Ricorso in Cassazione Inammissibile: Quando la Ripetitività Costa Cara
Presentare un ricorso alla Corte di Cassazione è l’ultimo grado di giudizio nel nostro ordinamento, un’opportunità cruciale per contestare una sentenza. Tuttavia, non è un’istanza per ridiscutere i fatti, ma per verificare la corretta applicazione della legge. Una recente ordinanza della Suprema Corte ci ricorda proprio questo principio, dichiarando un ricorso in Cassazione inammissibile perché i motivi erano una semplice riproposizione di argomenti già bocciati in appello. Analizziamo insieme la decisione e le sue implicazioni pratiche.
Il Fatto Processuale
Un imputato, a seguito di una condanna confermata dalla Corte d’Appello di Perugia, decideva di presentare ricorso per Cassazione. La sua difesa si basava su censure relative alla mancata applicazione di un’attenuante e alla legittimità di una misura di sicurezza accessoria, quale l’espulsione dal territorio nazionale. Questi punti, tuttavia, erano già stati ampiamente discussi e rigettati nel precedente grado di giudizio.
La Decisione della Corte di Cassazione
La Settima Sezione Penale della Corte di Cassazione ha emesso un’ordinanza chiara e perentoria: il ricorso è stato dichiarato inammissibile. La Corte non è entrata nel merito delle questioni sollevate, ma si è fermata a un vaglio preliminare, riscontrando un vizio insanabile nella modalità con cui l’appello era stato formulato.
Le Motivazioni: Perché un Ricorso in Cassazione è Inammissibile?
La ragione fondamentale della decisione risiede nella natura stessa del giudizio di Cassazione. Questo non è un “terzo grado” dove si possono ripresentare le medesime argomentazioni sperando in un esito diverso. La Corte ha il compito di verificare se i giudici dei gradi precedenti abbiano commesso errori di diritto (‘error in iudicando’) o di procedura (‘error in procedendo’).
Nel caso di specie, i motivi del ricorso sono stati definiti “meramente riproduttivi” di profili di censura già “adeguatamente vagliati e disattesi” dalla Corte d’Appello. I giudici del merito avevano fornito argomentazioni:
- Giuridicamente corrette: Basate su un’esatta interpretazione della legge.
- Puntuali: Rispondenti in modo specifico a ogni doglianza difensiva.
- Coerenti e prive di incongruenze logiche: Il ragionamento seguito era lineare e ben fondato sulle emergenze processuali.
In sostanza, il ricorrente non ha sollevato una critica specifica alla sentenza d’appello, evidenziando dove e perché essa avrebbe sbagliato nell’applicare la legge, ma si è limitato a ripetere le stesse difese. Questa pratica rende il ricorso in Cassazione inammissibile perché non attacca la legittimità della decisione, ma tenta impropriamente di ottenere un nuovo giudizio sul fatto. La stessa sorte di inammissibilità è stata riservata ai motivi aggiunti, che seguono la sorte di quelli principali.

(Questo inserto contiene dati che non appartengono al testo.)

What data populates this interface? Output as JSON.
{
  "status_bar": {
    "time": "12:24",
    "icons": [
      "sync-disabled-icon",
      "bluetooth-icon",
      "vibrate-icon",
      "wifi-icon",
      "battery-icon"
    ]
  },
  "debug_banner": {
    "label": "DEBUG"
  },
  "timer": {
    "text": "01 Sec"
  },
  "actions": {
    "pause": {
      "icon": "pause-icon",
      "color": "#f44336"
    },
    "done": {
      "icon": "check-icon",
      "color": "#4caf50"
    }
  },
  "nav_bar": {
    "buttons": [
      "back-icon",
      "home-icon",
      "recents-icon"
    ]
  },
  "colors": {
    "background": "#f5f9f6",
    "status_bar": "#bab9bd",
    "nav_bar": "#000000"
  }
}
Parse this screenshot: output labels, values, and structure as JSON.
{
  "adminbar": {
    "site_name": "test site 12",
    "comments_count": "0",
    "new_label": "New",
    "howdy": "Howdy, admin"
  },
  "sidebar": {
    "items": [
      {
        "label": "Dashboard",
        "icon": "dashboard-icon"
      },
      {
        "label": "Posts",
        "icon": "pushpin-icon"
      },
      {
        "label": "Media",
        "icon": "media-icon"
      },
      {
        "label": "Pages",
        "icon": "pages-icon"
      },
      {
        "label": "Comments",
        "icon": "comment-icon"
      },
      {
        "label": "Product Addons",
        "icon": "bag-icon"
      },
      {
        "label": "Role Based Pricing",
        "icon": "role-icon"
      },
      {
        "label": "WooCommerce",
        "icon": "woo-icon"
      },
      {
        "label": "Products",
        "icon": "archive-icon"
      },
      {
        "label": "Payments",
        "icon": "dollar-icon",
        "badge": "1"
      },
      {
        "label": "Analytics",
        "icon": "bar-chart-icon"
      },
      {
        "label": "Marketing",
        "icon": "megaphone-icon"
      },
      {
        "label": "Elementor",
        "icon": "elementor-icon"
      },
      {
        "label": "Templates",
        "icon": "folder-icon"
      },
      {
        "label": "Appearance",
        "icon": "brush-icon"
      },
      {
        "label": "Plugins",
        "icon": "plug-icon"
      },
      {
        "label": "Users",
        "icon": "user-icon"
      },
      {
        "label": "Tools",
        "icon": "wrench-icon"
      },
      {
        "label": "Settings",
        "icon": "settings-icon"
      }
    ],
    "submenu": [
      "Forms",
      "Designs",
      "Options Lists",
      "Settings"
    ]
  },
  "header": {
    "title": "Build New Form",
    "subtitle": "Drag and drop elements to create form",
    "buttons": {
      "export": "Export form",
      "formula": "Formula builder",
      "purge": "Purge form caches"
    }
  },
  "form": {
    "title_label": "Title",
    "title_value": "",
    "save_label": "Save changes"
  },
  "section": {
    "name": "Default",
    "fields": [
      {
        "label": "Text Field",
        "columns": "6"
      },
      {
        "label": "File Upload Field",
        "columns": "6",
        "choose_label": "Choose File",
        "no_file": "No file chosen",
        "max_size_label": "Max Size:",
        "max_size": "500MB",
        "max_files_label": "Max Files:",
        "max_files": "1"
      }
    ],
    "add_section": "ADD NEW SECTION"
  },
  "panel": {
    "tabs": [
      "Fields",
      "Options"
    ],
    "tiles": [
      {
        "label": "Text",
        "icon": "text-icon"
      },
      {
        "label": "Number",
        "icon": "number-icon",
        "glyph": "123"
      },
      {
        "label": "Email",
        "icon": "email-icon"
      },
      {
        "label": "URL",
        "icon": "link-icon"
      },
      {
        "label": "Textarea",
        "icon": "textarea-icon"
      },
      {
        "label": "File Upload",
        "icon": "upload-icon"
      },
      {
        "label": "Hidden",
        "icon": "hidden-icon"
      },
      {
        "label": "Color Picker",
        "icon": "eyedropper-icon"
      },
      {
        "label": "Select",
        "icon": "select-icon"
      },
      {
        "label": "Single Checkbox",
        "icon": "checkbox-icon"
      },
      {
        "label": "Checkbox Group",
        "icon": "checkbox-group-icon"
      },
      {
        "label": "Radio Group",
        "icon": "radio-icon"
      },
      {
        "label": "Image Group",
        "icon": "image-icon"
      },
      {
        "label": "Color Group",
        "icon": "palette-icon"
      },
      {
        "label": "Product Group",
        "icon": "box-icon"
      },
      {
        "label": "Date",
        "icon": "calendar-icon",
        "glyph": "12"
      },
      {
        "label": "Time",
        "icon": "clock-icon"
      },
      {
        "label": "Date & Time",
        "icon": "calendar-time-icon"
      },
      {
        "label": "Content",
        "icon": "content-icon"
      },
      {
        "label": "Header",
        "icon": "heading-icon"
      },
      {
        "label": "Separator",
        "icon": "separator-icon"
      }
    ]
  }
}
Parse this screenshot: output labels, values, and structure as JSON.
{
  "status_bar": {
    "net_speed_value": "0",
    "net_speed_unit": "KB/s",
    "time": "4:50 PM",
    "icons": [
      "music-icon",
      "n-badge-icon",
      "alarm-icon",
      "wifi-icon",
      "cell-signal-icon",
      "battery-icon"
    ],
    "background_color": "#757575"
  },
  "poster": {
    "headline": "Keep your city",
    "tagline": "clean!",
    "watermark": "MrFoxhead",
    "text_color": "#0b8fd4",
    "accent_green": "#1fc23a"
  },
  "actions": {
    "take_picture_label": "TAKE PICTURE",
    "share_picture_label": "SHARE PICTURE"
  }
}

Le Conclusioni: Le Conseguenze Pratiche della Decisione
Le conseguenze di un ricorso inammissibile sono severe e codificate dall’art. 616 del codice di procedura penale. Il ricorrente è stato condannato non solo al pagamento delle spese del procedimento, ma anche a versare la somma di tremila euro alla Cassa delle ammende. Questa pronuncia serve da monito: l’accesso alla Corte di Cassazione deve essere ponderato e basato su vizi specifici e pertinenti al giudizio di legittimità. La mera riproposizione di argomenti già respinti non solo è inutile ai fini del processo, ma comporta anche un onere economico significativo per chi tenta questa strada senza un solido fondamento giuridico.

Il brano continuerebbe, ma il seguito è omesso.